Abstract

Performance analysis has always been an afterthought during the application development process, focusing on application correctness first. The learning curve of the existing static and dynamic analysis tools are steep, which requires understanding low-level details to interpret the findings for actionable optimizations. Additionally, application performance is a function of a number of unknowns stemming from the application-, runtime-, and interactions between the OS and underlying hardware, making it difficult to model using any deep learning technique, especially without a large labeled dataset. In this paper, we address both of these problems by presenting a large corpus of a labeled dataset for the community and take a comparative analysis approach to mitigate all unknowns except their source code differences between different correct implementations of the same problem. We put the power of deep learning to the test for automatically extracting information from the hierarchical structure of abstract syntax trees to represent source code.

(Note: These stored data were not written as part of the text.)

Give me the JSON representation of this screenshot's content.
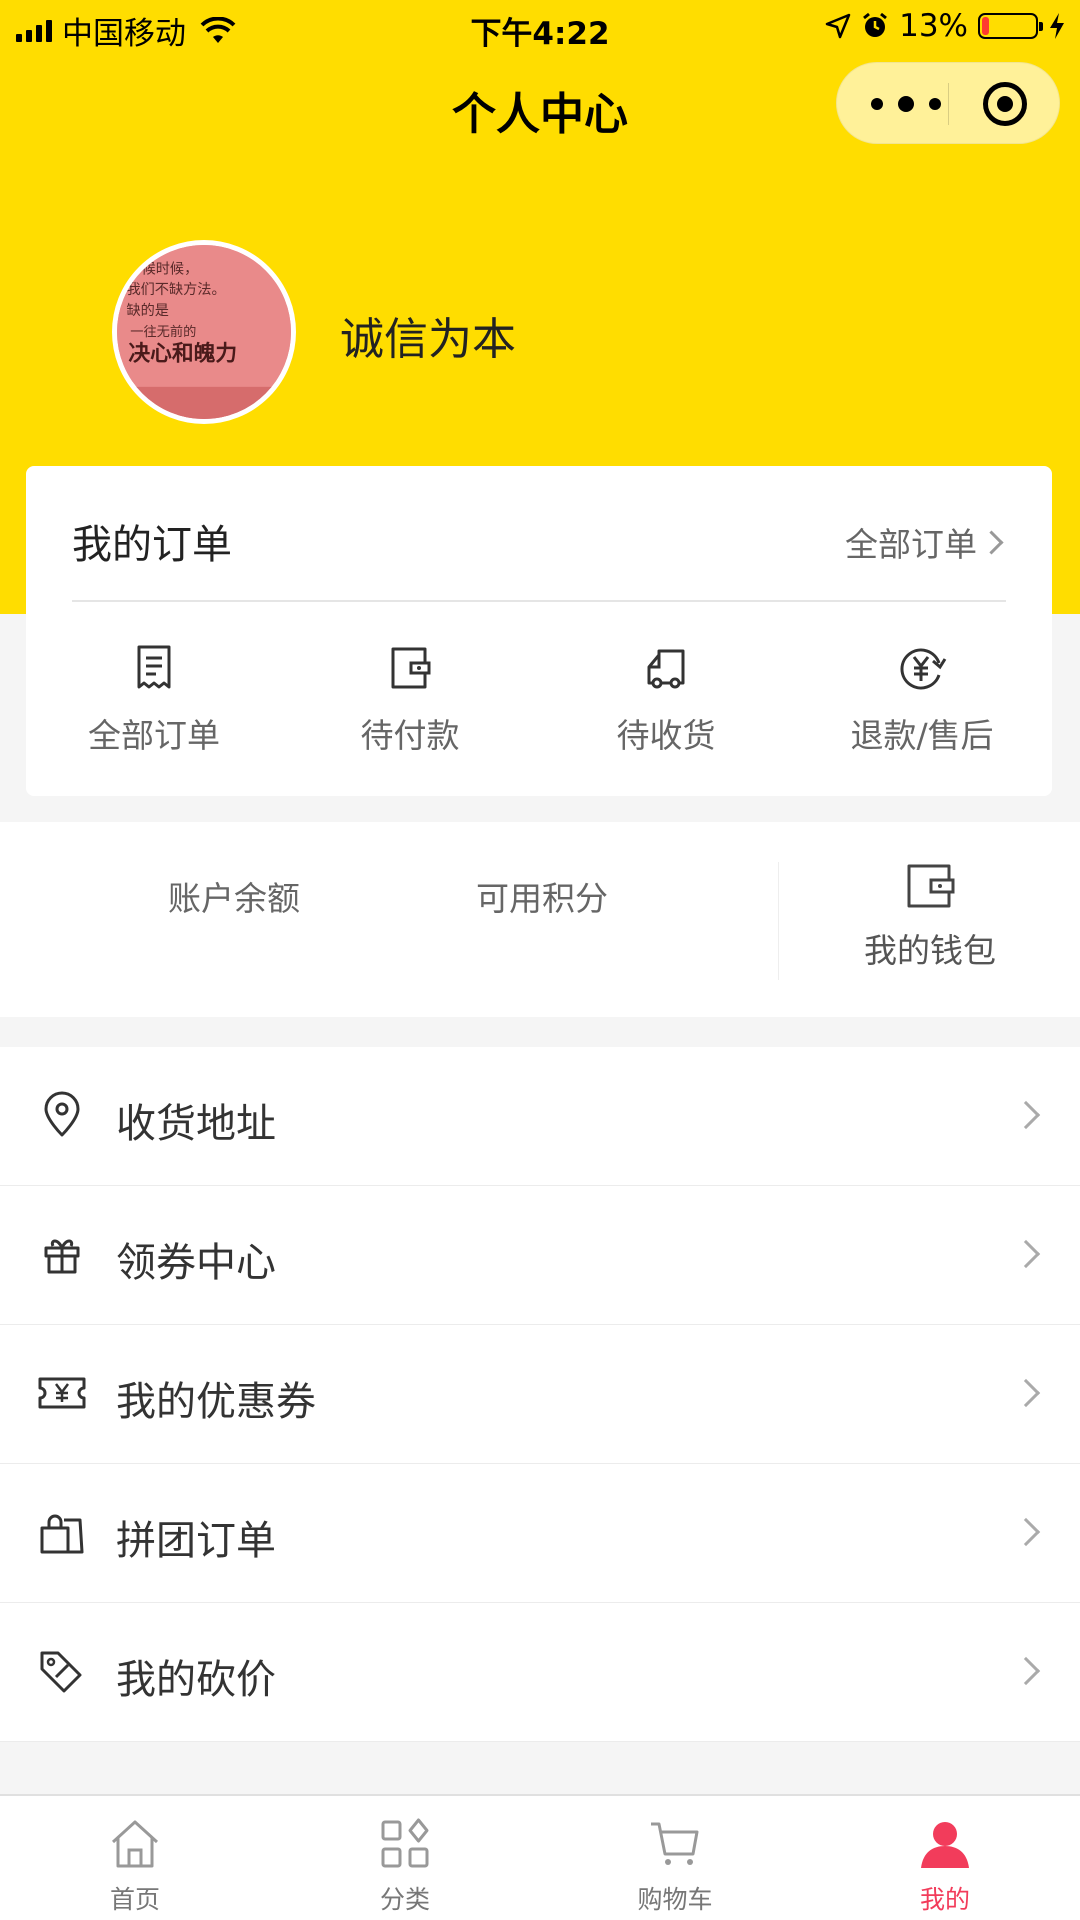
{
  "status_bar": {
    "carrier": "中国移动",
    "time": "下午4:22",
    "battery": "13%",
    "battery_level": 0.13
  },
  "nav": {
    "title": "个人中心"
  },
  "profile": {
    "avatar_text": [
      "候时候，",
      "我们不缺方法。",
      "缺的是",
      "一往无前的",
      "决心和魄力"
    ],
    "username": "诚信为本"
  },
  "orders": {
    "title": "我的订单",
    "all_link": "全部订单",
    "items": [
      {
        "label": "全部订单",
        "icon": "order-list-icon"
      },
      {
        "label": "待付款",
        "icon": "wallet-icon"
      },
      {
        "label": "待收货",
        "icon": "truck-icon"
      },
      {
        "label": "退款/售后",
        "icon": "refund-icon"
      }
    ]
  },
  "wallet": {
    "balance_label": "账户余额",
    "points_label": "可用积分",
    "wallet_label": "我的钱包"
  },
  "menu": [
    {
      "label": "收货地址",
      "icon": "location-pin-icon"
    },
    {
      "label": "领券中心",
      "icon": "gift-icon"
    },
    {
      "label": "我的优惠券",
      "icon": "coupon-icon"
    },
    {
      "label": "拼团订单",
      "icon": "shopping-bag-icon"
    },
    {
      "label": "我的砍价",
      "icon": "price-tag-icon"
    }
  ],
  "tabbar": {
    "items": [
      {
        "label": "首页",
        "icon": "home-icon",
        "active": false
      },
      {
        "label": "分类",
        "icon": "category-icon",
        "active": false
      },
      {
        "label": "购物车",
        "icon": "cart-icon",
        "active": false
      },
      {
        "label": "我的",
        "icon": "user-icon",
        "active": true
      }
    ]
  },
  "colors": {
    "brand_yellow": "#ffdd00",
    "active_tab": "#f23c5b",
    "background": "#f5f5f5"
  }
}
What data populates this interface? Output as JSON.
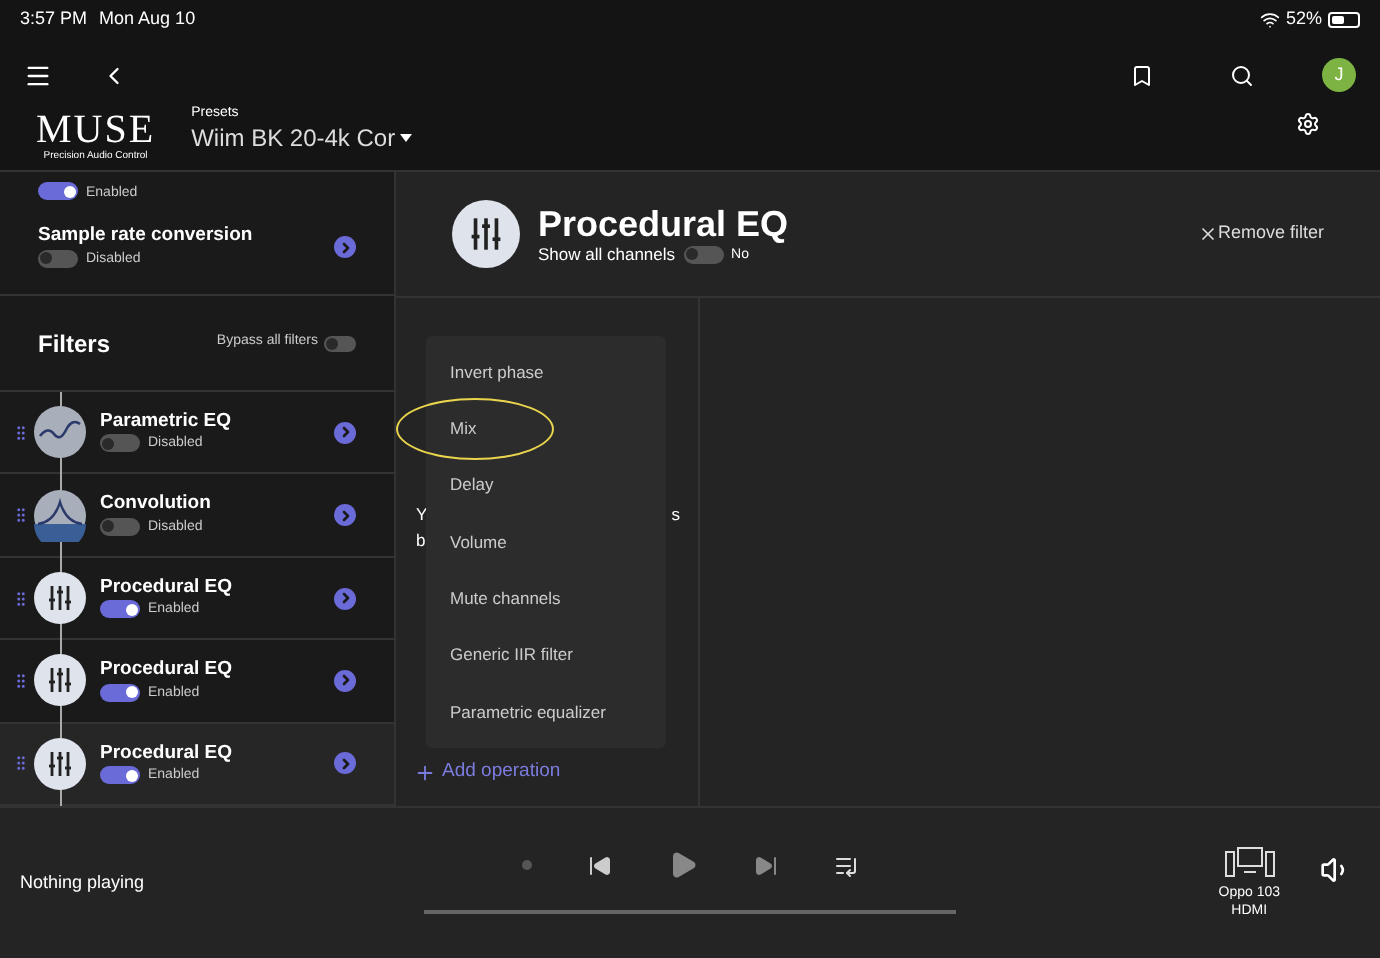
{
  "status_bar": {
    "time": "3:57 PM",
    "date": "Mon Aug 10",
    "battery": "52%"
  },
  "header": {
    "avatar": "J",
    "logo": "MUSE",
    "logo_tagline": "Precision Audio Control",
    "presets_label": "Presets",
    "preset": "Wiim BK 20-4k Cor"
  },
  "sidebar": {
    "top_item": {
      "status": "Enabled",
      "enabled": true
    },
    "sample_rate": {
      "name": "Sample rate conversion",
      "status": "Disabled",
      "enabled": false
    },
    "filters_title": "Filters",
    "bypass_label": "Bypass all filters",
    "bypass": false,
    "filters": [
      {
        "kind": "parametric",
        "name": "Parametric EQ",
        "status": "Disabled",
        "enabled": false,
        "selected": false
      },
      {
        "kind": "convolution",
        "name": "Convolution",
        "status": "Disabled",
        "enabled": false,
        "selected": false
      },
      {
        "kind": "procedural",
        "name": "Procedural EQ",
        "status": "Enabled",
        "enabled": true,
        "selected": false
      },
      {
        "kind": "procedural",
        "name": "Procedural EQ",
        "status": "Enabled",
        "enabled": true,
        "selected": false
      },
      {
        "kind": "procedural",
        "name": "Procedural EQ",
        "status": "Enabled",
        "enabled": true,
        "selected": true
      }
    ]
  },
  "detail": {
    "title": "Procedural EQ",
    "show_all_label": "Show all channels",
    "show_all": false,
    "show_all_value": "No",
    "remove": "Remove filter",
    "hidden_fragments": [
      "Y",
      "s",
      "b"
    ],
    "menu": [
      {
        "label": "Invert phase",
        "circled": false
      },
      {
        "label": "Mix",
        "circled": true
      },
      {
        "label": "Delay",
        "circled": false
      },
      {
        "label": "Volume",
        "circled": false
      },
      {
        "label": "Mute channels",
        "circled": false
      },
      {
        "label": "Generic IIR filter",
        "circled": false
      },
      {
        "label": "Parametric equalizer",
        "circled": false
      }
    ],
    "add_operation": "Add operation"
  },
  "player": {
    "now_playing": "Nothing playing",
    "progress": {
      "level": 0
    },
    "device_line1": "Oppo 103",
    "device_line2": "HDMI"
  }
}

This paper aims to assess the feasibility of using purely static information (e.g., abstract syntax tree or AST) of applications to predict performance change based on the change in code structure. This research will enable performance-aware application development since every version of the application will continue to contribute to the corpora, which will enhance the performance of the model. We evaluate several deep learning-based representation learning techniques for source code. Our results show that tree-based Long Short-Term Memory (LSTM) models can leverage source code's hierarchical structure to discover latent representations. Specifically, LSTM-based predictive models built using a single problem and a combination of multiple problems can correctly predict if a source code will perform better or worse up to 84% and 73% of the time, respectively.